L’avvocato ha affermato che, concedendo a Nafal l’eccezione anti-SLAPP, il giudice ha inviato un chiaro messaggio secondo il quale gli Stati Uniti tollerano e attribuiscono importanza alla diversità di opinioni e punti di vista politici, e chi cerchi indebitamente di far tacere le critiche politiche dovrà pagarne il prezzo.

Non resta che sperare che il caso della California abbia un impatto qui in Gran Bretagna, dove i sionisti sono protagonisti di una caccia alle streghe per cercare di confondere le critiche a Israele con l’antisemitismo. La lobby filo-israeliana utilizza la screditata “definizione” di antisemitismo stilata dall’International Holocaust Remembrance Aliance [Alleanza Internazionale per il Ricordo dell’Olocausto, organismo intergovernativo cui aderiscono 34 Paesi, ndtr.] (IHRA) per cercare di bloccare qualunque discussione sullo Stato di Israele e sul suo disprezzo per le leggi e convenzioni internazionali. Alcuni degli esempi di “antisemitismo” citati nel documento dell’IHRA, che persino la persona che lo ha stilato ha affermato essere una “bozza di lavoro”, si riferiscono alle critiche contro Israele. Gli accademici hanno criticato la definizione, che è stata descritta come “non rispondente allo scopo”.

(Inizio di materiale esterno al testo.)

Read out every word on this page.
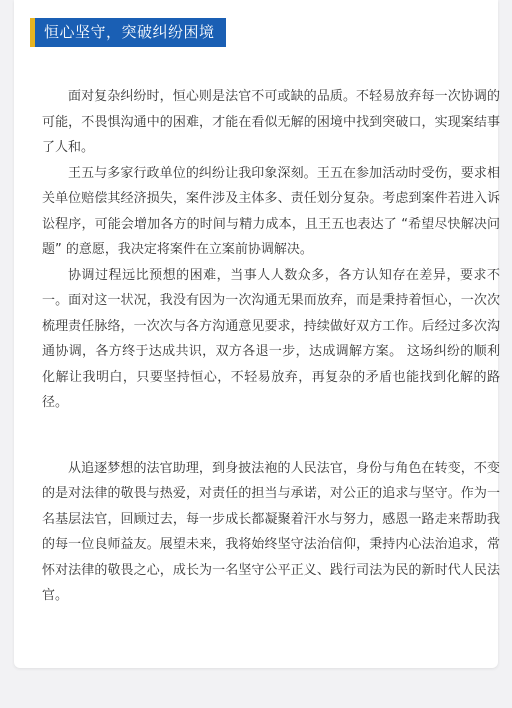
恒心坚守，突破纠纷困境

面对复杂纠纷时，恒心则是法官不可或缺的品质。不轻易放弃每一次协调的可能，不畏惧沟通中的困难，才能在看似无解的困境中找到突破口，实现案结事了人和。

王五与多家行政单位的纠纷让我印象深刻。王五在参加活动时受伤，要求相关单位赔偿其经济损失，案件涉及主体多、责任划分复杂。考虑到案件若进入诉讼程序，可能会增加各方的时间与精力成本，且王五也表达了 “希望尽快解决问题” 的意愿，我决定将案件在立案前协调解决。

协调过程远比预想的困难，当事人人数众多，各方认知存在差异，要求不一。面对这一状况，我没有因为一次沟通无果而放弃，而是秉持着恒心，一次次梳理责任脉络，一次次与各方沟通意见要求，持续做好双方工作。后经过多次沟通协调，各方终于达成共识，双方各退一步，达成调解方案。 这场纠纷的顺利化解让我明白，只要坚持恒心，不轻易放弃，再复杂的矛盾也能找到化解的路径。

从追逐梦想的法官助理，到身披法袍的人民法官，身份与角色在转变，不变的是对法律的敬畏与热爱，对责任的担当与承诺，对公正的追求与坚守。作为一名基层法官，回顾过去，每一步成长都凝聚着汗水与努力，感恩一路走来帮助我的每一位良师益友。展望未来，我将始终坚守法治信仰，秉持内心法治追求，常怀对法律的敬畏之心，成长为一名坚守公平正义、践行司法为民的新时代人民法官。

Il BDS deve affrontare molte sfide da parte degli alleati di Israele che gli permettono di agire impunito. Ironicamente alcuni di questi alleati sono veri antisemiti ai quali si lascia libertà di praticare il proprio peggior razzismo al mondo ogni volta che la lobby filo-israeliana fa dell’antisemitismo un’arma contro il popolo palestinese e i suoi sostenitori nella lotta per la pace e la giustizia. C’è gente che non impara mai.

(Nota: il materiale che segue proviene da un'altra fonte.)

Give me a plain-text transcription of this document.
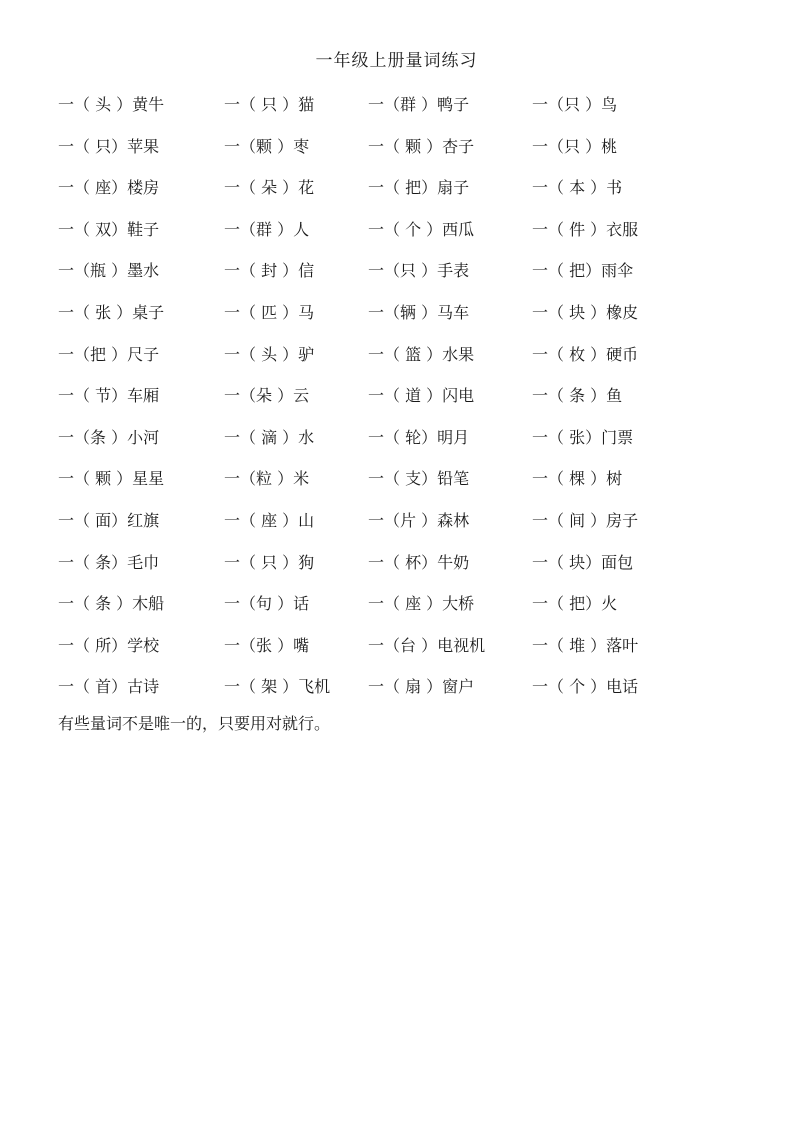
一年级上册量词练习
一（ 头 ）黄牛	一（ 只 ）猫	一（群 ）鸭子	一（只 ）鸟
一（ 只）苹果	一（颗 ）枣	一（ 颗 ）杏子	一（只 ）桃
一（ 座）楼房	一（ 朵 ）花	一（ 把）扇子	一（ 本 ）书
一（ 双）鞋子	一（群 ）人	一（ 个 ）西瓜	一（ 件 ）衣服
一（瓶 ）墨水	一（ 封 ）信	一（只 ）手表	一（ 把）雨伞
一（ 张 ）桌子	一（ 匹 ）马	一（辆 ）马车	一（ 块 ）橡皮
一（把 ）尺子	一（ 头 ）驴	一（ 篮 ）水果	一（ 枚 ）硬币
一（ 节）车厢	一（朵 ）云	一（ 道 ）闪电	一（ 条 ）鱼
一（条 ）小河	一（ 滴 ）水	一（ 轮）明月	一（ 张）门票
一（ 颗 ）星星	一（粒 ）米	一（ 支）铅笔	一（ 棵 ）树
一（ 面）红旗	一（ 座 ）山	一（片 ）森林	一（ 间 ）房子
一（ 条）毛巾	一（ 只 ）狗	一（ 杯）牛奶	一（ 块）面包
一（ 条 ）木船	一（句 ）话	一（ 座 ）大桥	一（ 把）火
一（ 所）学校	一（张 ）嘴	一（台 ）电视机	一（ 堆 ）落叶
一（ 首）古诗	一（ 架 ）飞机 一（ 扇 ）窗户	一（ 个 ）电话
有些量词不是唯一的，只要用对就行。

Suhair Nafal ha detto: “Questa vittoria non è stata solo mia, è stata una vittoria di tutti gli attivisti filo-palestinesi, sia sulle reti sociali che sul territorio,” ha aggiunto. “Abbiamo davanti a noi molto lavoro da fare, ma siamo instancabili e non cederemo finché non sarà fatta giustizia.”

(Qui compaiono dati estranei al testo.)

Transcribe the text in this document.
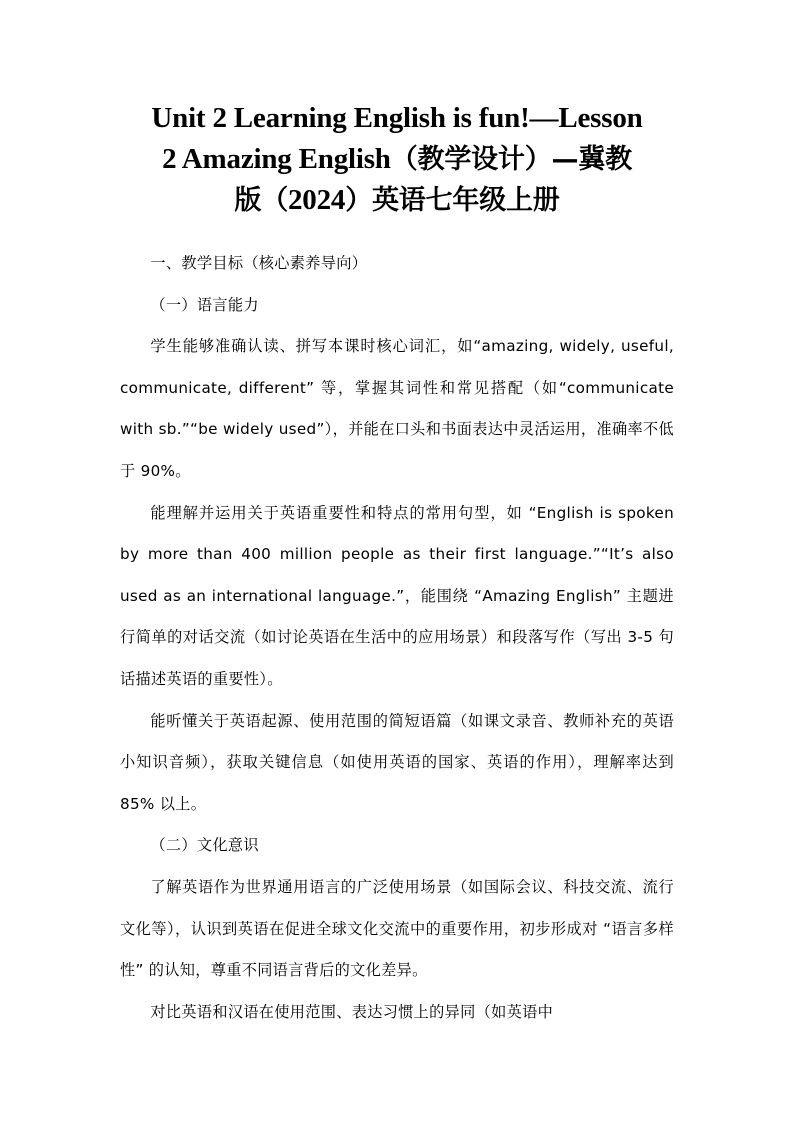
Unit 2 Learning English is fun!—Lesson
2 Amazing English（教学设计）—冀教
版（2024）英语七年级上册

一、教学目标（核心素养导向）

（一）语言能力

学生能够准确认读、拼写本课时核心词汇，如“amazing, widely, useful, communicate, different” 等，掌握其词性和常见搭配（如“communicate with sb.”“be widely used”），并能在口头和书面表达中灵活运用，准确率不低于 90%。

能理解并运用关于英语重要性和特点的常用句型，如 “English is spoken by more than 400 million people as their first language.”“It’s also used as an international language.”，能围绕 “Amazing English” 主题进行简单的对话交流（如讨论英语在生活中的应用场景）和段落写作（写出 3-5 句话描述英语的重要性）。

能听懂关于英语起源、使用范围的简短语篇（如课文录音、教师补充的英语小知识音频），获取关键信息（如使用英语的国家、英语的作用），理解率达到 85% 以上。

（二）文化意识

了解英语作为世界通用语言的广泛使用场景（如国际会议、科技交流、流行文化等），认识到英语在促进全球文化交流中的重要作用，初步形成对 “语言多样性” 的认知，尊重不同语言背后的文化差异。

对比英语和汉语在使用范围、表达习惯上的异同（如英语中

Le opinioni espresse in questo articolo sono dell’autrice e non riflettono necessariamente la politica editoriale di Monitor de Oriente.

Yvonne Ridley

La giornalista e scrittrice britannica Yvonne Ridley propone analisi politiche su questioni relative al Medio Oriente, all’Asia e alla guerra mondiale contro il terrorismo. Il suo lavoro è stato pubblicato in molti quotidiani e riviste in tutto il mondo, da oriente a occidente, da testate come il Washington Post fino al Tehran Times e il Tripoli Post, riscuotendo riconoscimenti e premi negli Stati Uniti e nel Regno Unito. Il lavoro di dieci anni per grandi testate in Fleet Street [via di Londra in cui si trovano le sedi dei principali quotidiani inglesi, ndtr.] ha esteso il suo ambito di azione ai media elettronici e radiofonici, ed ha prodotto una serie di documentari su temi palestinesi e internazionali, da Guantanamo alla Libia e alle Primavere Arabe.